- Born: 23 December 1973 (age 52) Nigeria
- Occupations: Lawyer, entrepreneur, politician, film producer
- Known for: First woman to run for the presidency in Nigeria under the All Progressives Congress (APC)
- Political party: All Progressives Congress

= Uju Kennedy-Ohanenye =

Nigerian lawyer and politician (born 1973)

Uju Kennedy-Ohanenye (born 23 December 1973) is a Nigerian lawyer, entrepreneur, politician, and film producer. She was the first female candidate to contest the Nigerian presidency under the All Progressives Congress (APC) but later stepped down for Bola Tinubu. On 21 August 2023, President Bola Tinubu appointed her as Minister of Women Affairs and Social Development, a position she held until 23 October 2024.

== Early life and education ==
Uju Kennedy-Ohanenye was born in Nigeria on 23 December 1973. She earned her Bachelor of Laws degree from the University of Nigeria, Nsukka, in 1996 and was admitted to the Nigerian Bar in 1997. She holds a Master of Laws degree from the University of Abuja, obtained in 2002.

== Career ==
Kennedy-Ohanenye practices law and is a member of the Nigerian Bar Association. She is also involved in real estate and the education sector. As the CEO of Uju Kennedy-Ohanenye & Co, she provides legal services to individuals and corporations. She also serves as the founder and head of Uju Kennedy-Ohanenye Academy, a private educational institution.

She is actively engaged in the Nollywood film industry as a producer, with a portfolio that includes titles such as Mama Onboard, The Senator, The Governor, and The President. She is also the president of the Association of Nollywood Producers (ANP).

== Political involvement ==
Kennedy-Ohanenye became a member of the All Progressives Congress (APC) in 2015. She declared her candidacy for the Nigerian presidency during the 2023 general elections, making history as the first woman to do so under the APC. Her campaign emphasized women's empowerment, economic development, security, and anti-corruption. She opted to step down from the presidential race and publicly endorsed Bola Tinubu, the former governor of Lagos State.

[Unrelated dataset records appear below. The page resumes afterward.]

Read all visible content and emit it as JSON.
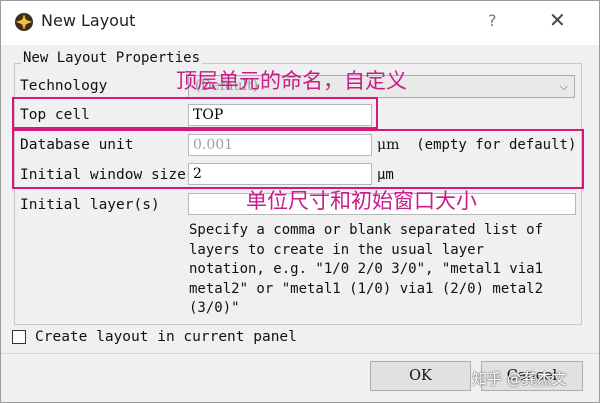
{
  "window": {
    "title": "New Layout",
    "help": "?",
    "close": "✕"
  },
  "group": {
    "title": "New Layout Properties"
  },
  "technology": {
    "label": "Technology",
    "value": "(Default)"
  },
  "top_cell": {
    "label": "Top cell",
    "value": "TOP"
  },
  "database_unit": {
    "label": "Database unit",
    "placeholder": "0.001",
    "unit_symbol": "μm",
    "unit_note": "(empty for default)"
  },
  "initial_window_size": {
    "label": "Initial window size",
    "value": "2",
    "unit_symbol": "μm"
  },
  "initial_layers": {
    "label": "Initial layer(s)",
    "value": "",
    "hint_lines": [
      "Specify a comma or blank separated list of",
      "layers to create in the usual layer",
      "notation, e.g. \"1/0 2/0 3/0\", \"metal1 via1",
      "metal2\" or \"metal1 (1/0) via1 (2/0) metal2",
      "(3/0)\""
    ]
  },
  "create_in_current_panel": {
    "label": "Create layout in current panel",
    "checked": false
  },
  "buttons": {
    "ok": "OK",
    "cancel": "Cancel"
  },
  "annotations": {
    "top_cell_note": "顶层单元的命名，自定义",
    "unit_note": "单位尺寸和初始窗口大小"
  },
  "watermark": "知乎 @龚杰文",
  "colors": {
    "highlight": "#d41a78",
    "annotation": "#c71e89"
  }
}
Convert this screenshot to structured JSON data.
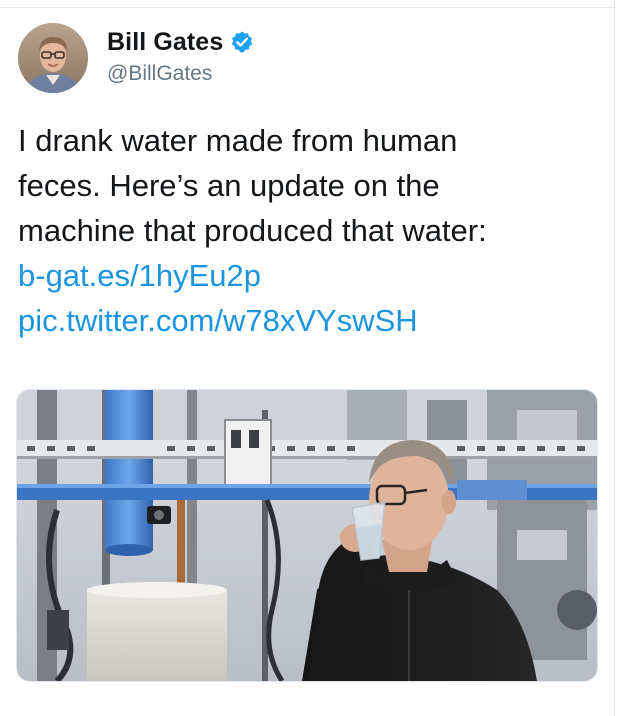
{
  "tweet": {
    "author": {
      "display_name": "Bill Gates",
      "handle": "@BillGates",
      "verified": true,
      "verified_icon": "verified-badge-icon",
      "avatar_icon": "profile-photo"
    },
    "text_lines": [
      "I drank water made from human",
      "feces. Here’s an update on the",
      "machine that produced that water:"
    ],
    "links": [
      "b-gat.es/1hyEu2p",
      "pic.twitter.com/w78xVYswSH"
    ],
    "media": {
      "kind": "photo"
    }
  },
  "colors": {
    "text": "#14171a",
    "secondary_text": "#657786",
    "link": "#1b95e0",
    "verified": "#1da1f2",
    "border": "#e6ecf0"
  }
}
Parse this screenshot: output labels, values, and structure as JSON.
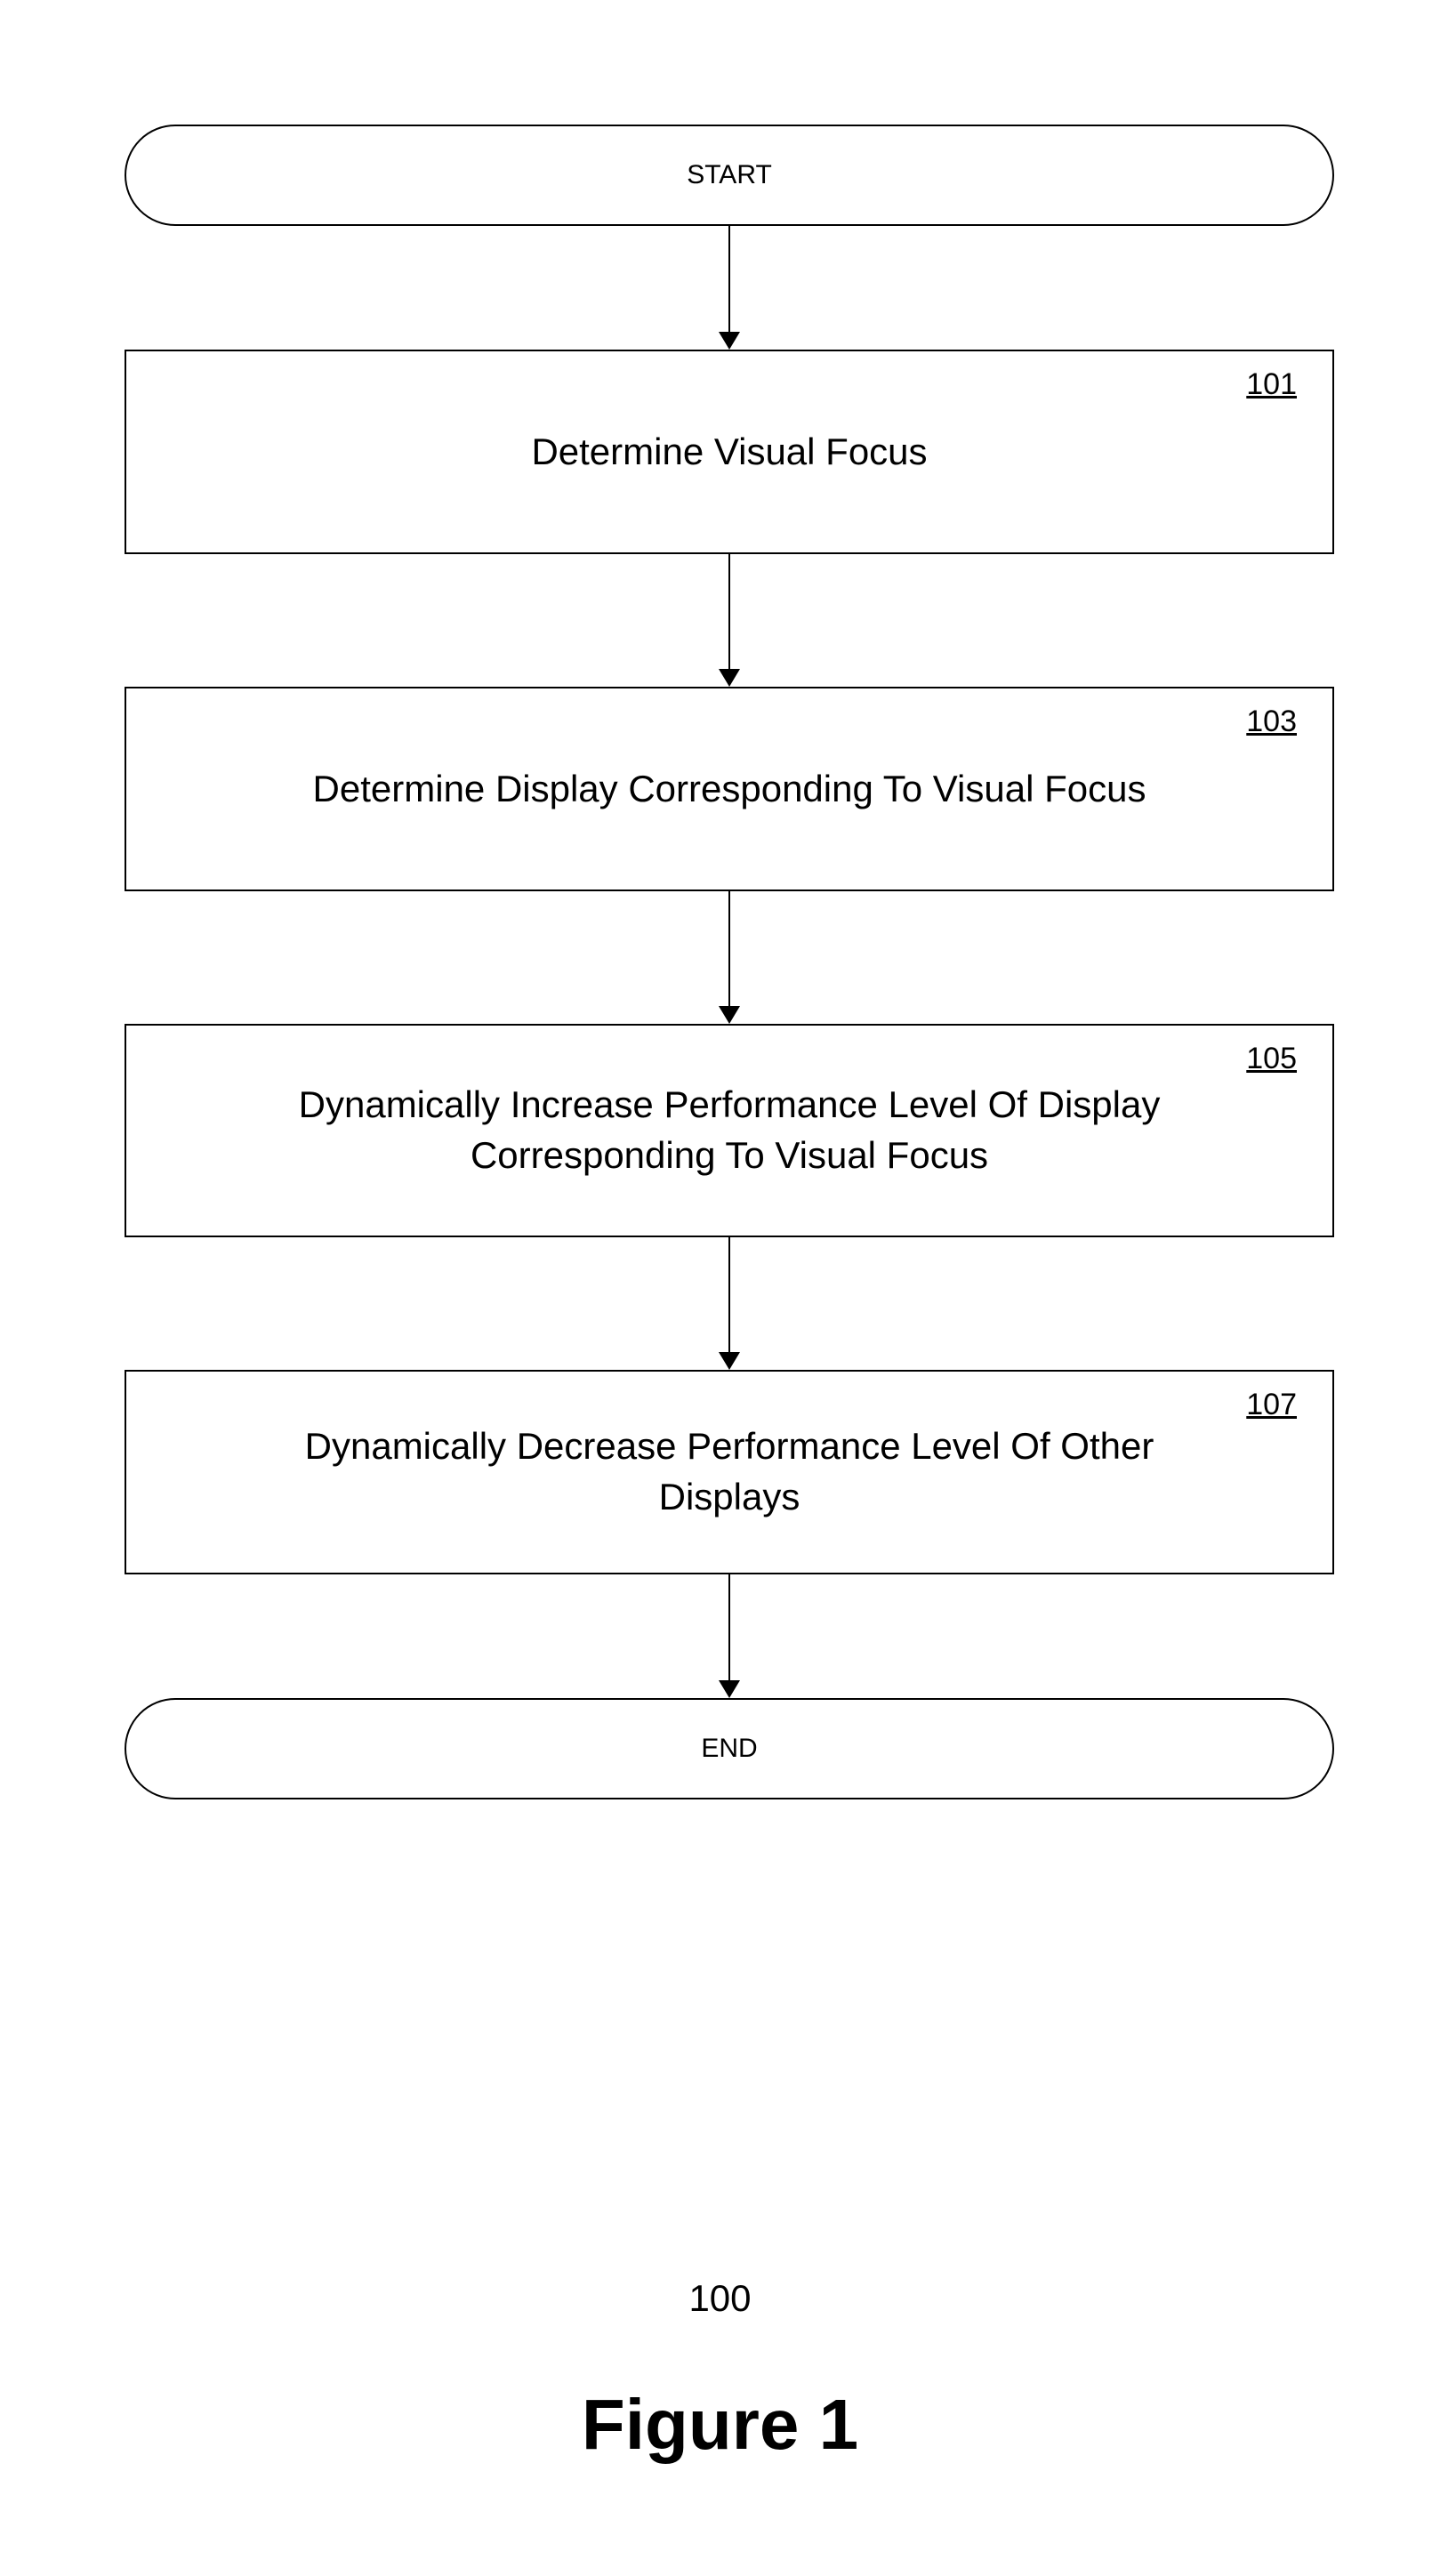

On 21 August 2023, she was appointed as the Minister of Women Affairs by President Bola Tinubu, succeeding Pauline Tallen, who resigned for health reasons. The presidential swearing-in ceremony took place at the Presidential Villa in Abuja. Kennedy-Ohanenye became the third woman to hold this position after Aisha Alhassan and Pauline Tallen.

As the Minister of Women Affairs, Kennedy-Ohanenye pledged to focus on eradicating gender-based violence (GBV) and enhancing women's economic empowerment (WEE) in Nigeria. She also advocated for increased female representation in leadership roles and the implementation of the National Gender Policy.

== Personal life ==
Uju Kennedy-Ohanenye is married to Kennedy Ohanenye, a businessman and philanthropist. The couple has four children together.